Avoid Extra Blank Pages while Converting HTML to DOCX or PDF using C# .NET over Ubuntu (Linux) | Process Last Paragraph

Hi,

After reading lot of posts for “Extra Blank page” issue, i tried almost all the solutions but none of them helped and issue still persists.

After converting html to docx/pdf using ASPOSE.WORDS there is always Extra Blank page at the end of document.

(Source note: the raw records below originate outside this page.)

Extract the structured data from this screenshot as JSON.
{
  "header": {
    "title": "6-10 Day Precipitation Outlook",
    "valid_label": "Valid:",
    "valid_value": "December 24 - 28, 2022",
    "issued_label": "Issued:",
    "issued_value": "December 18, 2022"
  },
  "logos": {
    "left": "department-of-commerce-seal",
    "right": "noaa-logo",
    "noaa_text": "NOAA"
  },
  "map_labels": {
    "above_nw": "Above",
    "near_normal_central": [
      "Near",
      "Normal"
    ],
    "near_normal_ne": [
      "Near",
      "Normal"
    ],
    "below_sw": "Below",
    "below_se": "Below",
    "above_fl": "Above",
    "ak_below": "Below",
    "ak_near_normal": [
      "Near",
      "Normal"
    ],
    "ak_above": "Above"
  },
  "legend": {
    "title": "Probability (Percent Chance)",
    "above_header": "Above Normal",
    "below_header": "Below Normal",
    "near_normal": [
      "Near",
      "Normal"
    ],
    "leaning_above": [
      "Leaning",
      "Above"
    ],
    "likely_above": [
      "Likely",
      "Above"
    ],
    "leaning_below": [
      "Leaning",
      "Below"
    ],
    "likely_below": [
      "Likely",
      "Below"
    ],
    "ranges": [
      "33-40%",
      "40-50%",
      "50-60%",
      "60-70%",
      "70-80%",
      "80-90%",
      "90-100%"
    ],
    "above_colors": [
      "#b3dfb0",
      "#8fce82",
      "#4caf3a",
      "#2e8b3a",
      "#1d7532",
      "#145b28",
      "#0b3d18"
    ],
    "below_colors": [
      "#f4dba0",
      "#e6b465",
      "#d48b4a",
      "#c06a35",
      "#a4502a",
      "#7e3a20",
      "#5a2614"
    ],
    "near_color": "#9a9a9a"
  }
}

I am using the latest version i.e. 20.7 for .NET

following is the code.

        Aspose.Words.Document document = new Aspose.Words.Document(commonTemplate);
        
        DocumentBuilder documentBuilder = new DocumentBuilder(document);
        documentBuilder.InsertHtml(html);

        byte[] pdfStream = null;
        using (MemoryStream smgFileStream = new MemoryStream())
        {
            document.UpdatePageLayout();
            document.Save(smgFileStream, Aspose.Words.SaveFormat.Pdf);
            smgFileStream.Seek(0, SeekOrigin.Begin);
            pdfStream = smgFileStream.ToArray();
        }

@anupkasatttl,

To ensure a timely and accurate response, please ZIP and attach the following resources here for testing:

  • Your simplified input Word document
  • The HTML file or String you are inserting in Word document
  • Aspose.Words 20.8 generated DOCX and PDF files showing the undesired behavior

As soon as you get these pieces of information ready, we will start investigation into your issue and provide you more information.

Hi,

please find attached requested documents. FYI we are using version 20.7

Html to PDF ASPOSE.words.zip (89.8 KB)

Also tell If the website is deployed on Ubuntu Server do we need to add any other nuget packages to the project?

Thanks

@anupkasatttl,

Please note that HTML is a non-paginated format but MS Word has to layout content of DOCX into pages that is why we will sometimes see empty pages at the end. In this case, you can workaround this problem of empty page by reducing the size of last Paragraph etc. Please check following C# code:

Document doc = new Document("C:\\Temp\\Html to PDF ASPOSE.words\\pdfhtml.html");
Paragraph lastPara = doc.LastSection.Body.LastParagraph;
if (lastPara.IsEndOfDocument && string.IsNullOrEmpty(lastPara.ToString(SaveFormat.Text).Trim()))
{
    lastPara.RemoveAllChildren();
    lastPara.ParagraphBreakFont.Size = 1;
}
doc.Save(@"C:\Temp\Html to PDF ASPOSE.words\20.8.docx");
doc.Save(@"C:\Temp\Html to PDF ASPOSE.words\20.8.pdf");  

If Aspose.Words for .NET Standard is intended to be used in Linux environment, an additional NuGet package should be referenced to make it work correctly with graphics: SkiaSharp.NativeAssets.Linux for Ubuntu (it also should work on most Debian-based Linux distributions) or Goelze.SkiaSharp.NativeAssets.AlpineLinux for Alpine Linux.